Chelugui went further to state that many other companies are yet to issue redundancy notices, a situation that makes it it difficult to ascertain exactly how many of them have been impacted negatively by the pandemic.
Business Daily reported that the job redundancies point to the fact that not all the layoffs that have occurred in the East African country since March were entirely caused by scrapped job positions. Note that redundant jobs are mainly jobs that are deemed unnecessary. Companies sometimes adopt this strategy in a bid to reduce overhead costs whilst protecting profitability.

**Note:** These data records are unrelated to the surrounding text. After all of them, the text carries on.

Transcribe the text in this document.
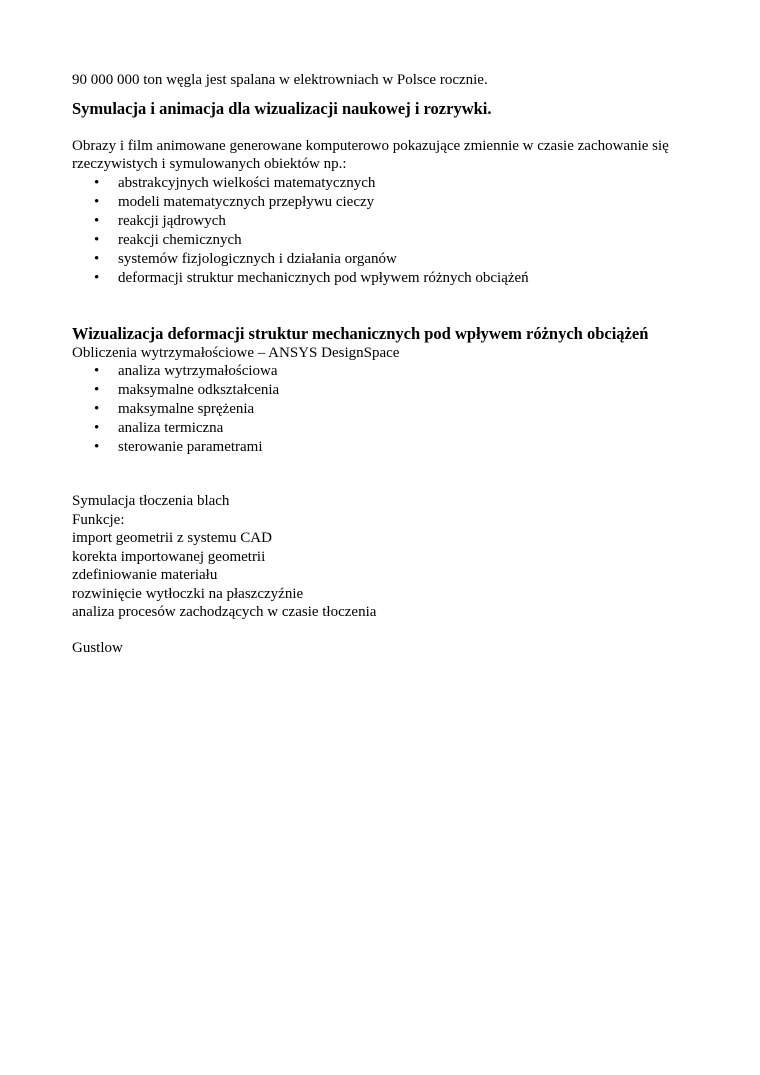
90 000 000 ton węgla jest spalana w elektrowniach w Polsce rocznie.

Symulacja i animacja dla wizualizacji naukowej i rozrywki.

Obrazy i film animowane generowane komputerowo pokazujące zmiennie w czasie zachowanie się rzeczywistych i symulowanych obiektów np.:

• abstrakcyjnych wielkości matematycznych
• modeli matematycznych przepływu cieczy
• reakcji jądrowych
• reakcji chemicznych
• systemów fizjologicznych i działania organów
• deformacji struktur mechanicznych pod wpływem różnych obciążeń

Wizualizacja deformacji struktur mechanicznych pod wpływem różnych obciążeń

Obliczenia wytrzymałościowe – ANSYS DesignSpace

• analiza wytrzymałościowa
• maksymalne odkształcenia
• maksymalne sprężenia
• analiza termiczna
• sterowanie parametrami

Symulacja tłoczenia blach

Funkcje:

import geometrii z systemu CAD

korekta importowanej geometrii

zdefiniowanie materiału

rozwinięcie wytłoczki na płaszczyźnie

analiza procesów zachodzących w czasie tłoczenia

Gustlow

Also note that the main difference between redundancies and layoffs is that while the first occur due to jobs that are no longer needed, layoffs are only triggered by the unavailability of jobs for employees whose services are still necessary.
Meanwhile, Kenya has recorded more than a million job losses since the Coronavirus pandemic hit the country hard during the first quarter of the year. Data obtained from the Kenyan National Bureau of Statistics has shown that about 1.72 million workers lost their jobs between March and June this year.
Q2 2020 was a difficult period for most Kenyan workers (and indeed workers around across Africa and beyond) due to the countless layoffs and pay cuts that happened within this period due to the Coronavirus pandemic.